If you're going to reveal your existence to them, instead of trying to teach a stone-age civilization to maintain technology that current 21st century engineering students might have issues with, why not just do a modified version of TNG's "Homeward" solution?
Why not just offer to move them to a different planet where the weather isn't as shitty?
That has to be easier than teaching a culture that doesn't understand physics to maintain a machine with tech that probably goes beyond modern circuit boards.
Which is a nice thing. I find Who Watches the Watchers a frustratingly one dimensional take on the issue - a take repeated ad nauseum by Trek fans ever since. TNG at its most preachy.
The episode doesn't want to be judgmental about religion or spirituality, but the entire religion on this planet was based around a Prime Directive violation by the Denobulans 800 years ago. The damage was already done before Discovery got there. So I can't see Burnham being held responsible for intervention.

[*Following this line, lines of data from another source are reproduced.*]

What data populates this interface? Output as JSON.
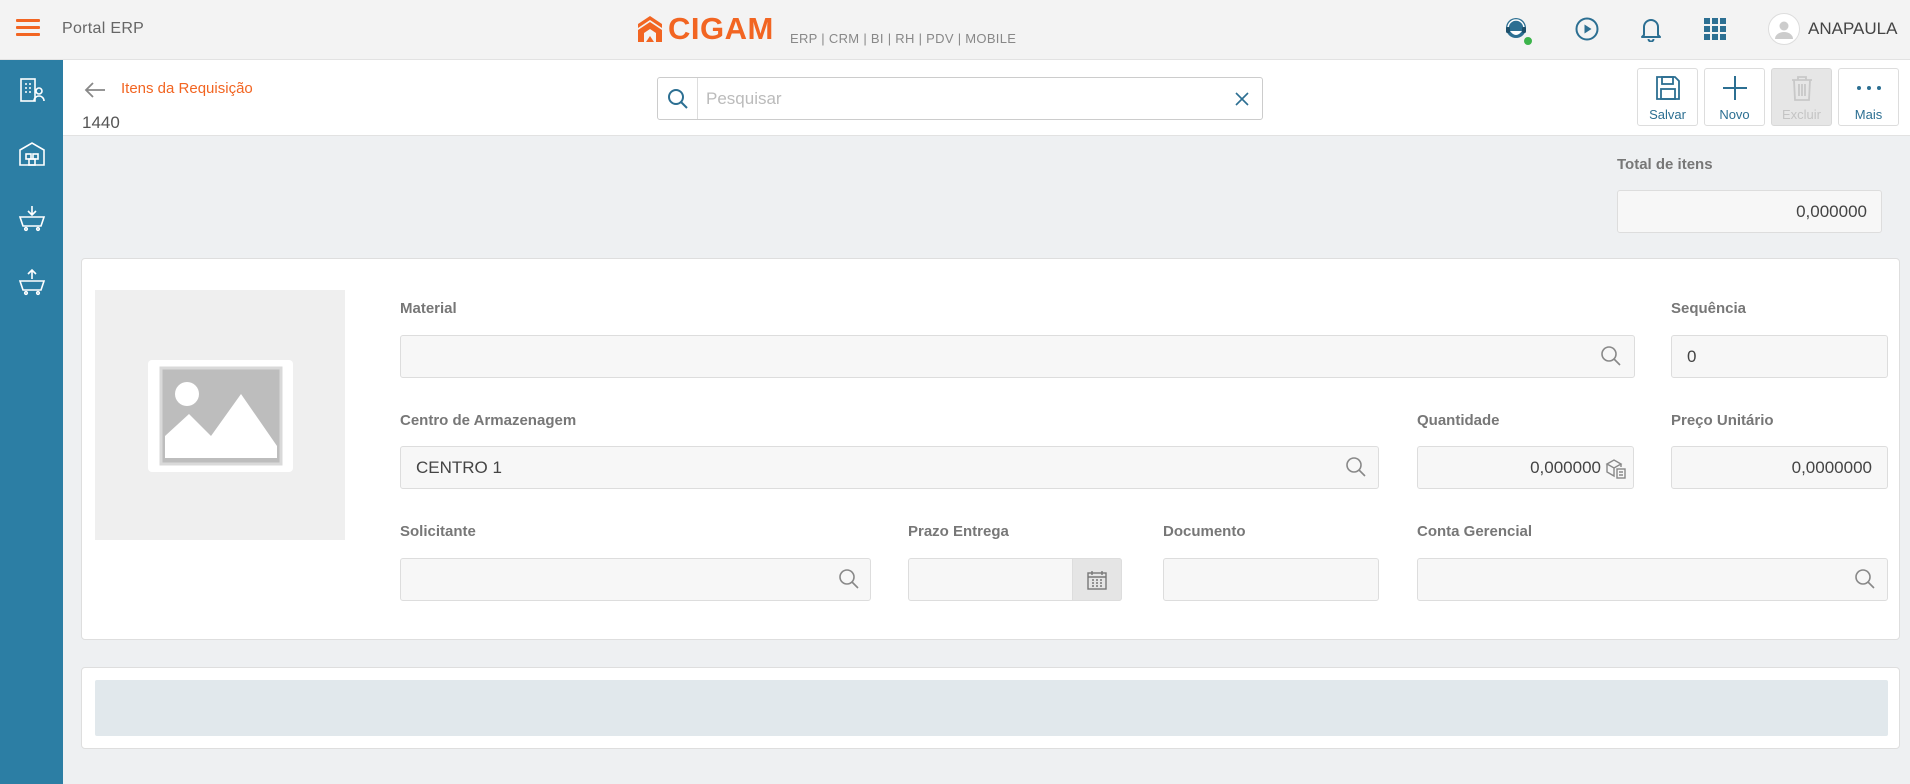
{
  "topbar": {
    "app_title": "Portal ERP",
    "logo_text": "CIGAM",
    "logo_sub": "ERP | CRM | BI | RH | PDV | MOBILE",
    "user_name": "ANAPAULA",
    "brand_color": "#f26522",
    "icons": [
      "menu-icon",
      "support-agent-icon",
      "play-icon",
      "bell-icon",
      "apps-grid-icon",
      "user-avatar-icon"
    ]
  },
  "sidebar": {
    "color": "#2c7ea4",
    "items": [
      "building-person-icon",
      "warehouse-icon",
      "cart-download-icon",
      "cart-upload-icon"
    ]
  },
  "header": {
    "breadcrumb": "Itens da Requisição",
    "record_id": "1440",
    "search": {
      "placeholder": "Pesquisar",
      "value": ""
    },
    "toolbar": {
      "save_label": "Salvar",
      "new_label": "Novo",
      "delete_label": "Excluir",
      "more_label": "Mais"
    }
  },
  "summary": {
    "total_label": "Total de itens",
    "total_value": "0,000000"
  },
  "form": {
    "material": {
      "label": "Material",
      "value": ""
    },
    "sequencia": {
      "label": "Sequência",
      "value": "0"
    },
    "centro": {
      "label": "Centro de Armazenagem",
      "value": "CENTRO 1"
    },
    "quantidade": {
      "label": "Quantidade",
      "value": "0,000000"
    },
    "preco": {
      "label": "Preço Unitário",
      "value": "0,0000000"
    },
    "solicitante": {
      "label": "Solicitante",
      "value": ""
    },
    "prazo": {
      "label": "Prazo Entrega",
      "value": ""
    },
    "documento": {
      "label": "Documento",
      "value": ""
    },
    "conta": {
      "label": "Conta Gerencial",
      "value": ""
    }
  }
}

What did bother me was Burnham's attitude of placating the Halem’nites' belief. It irked me, since people have died for a lie for who knows how long. They worshipped these rain towers and thought they were the work of "Gods" when that's demonstrably untrue. And telling them the truth, that there are no gods, explaining what's been done and why, would be a way of
correcting the damage.
But instead of trying to do that correction
totally, Burnham's "maybe I was sent here by one" and "there is still what you believe" is such bullshit that doesn't acknowledge responsibility for the lives that have been needlessly lost because the Denobulans didn't think through their plan.
Picard intervenes in TNG's "Who Watches the Watchers?" to dissuade the belief in a religion or gods specifically to avoid this kind of thing where people think they need to sacrifice others to gain favor.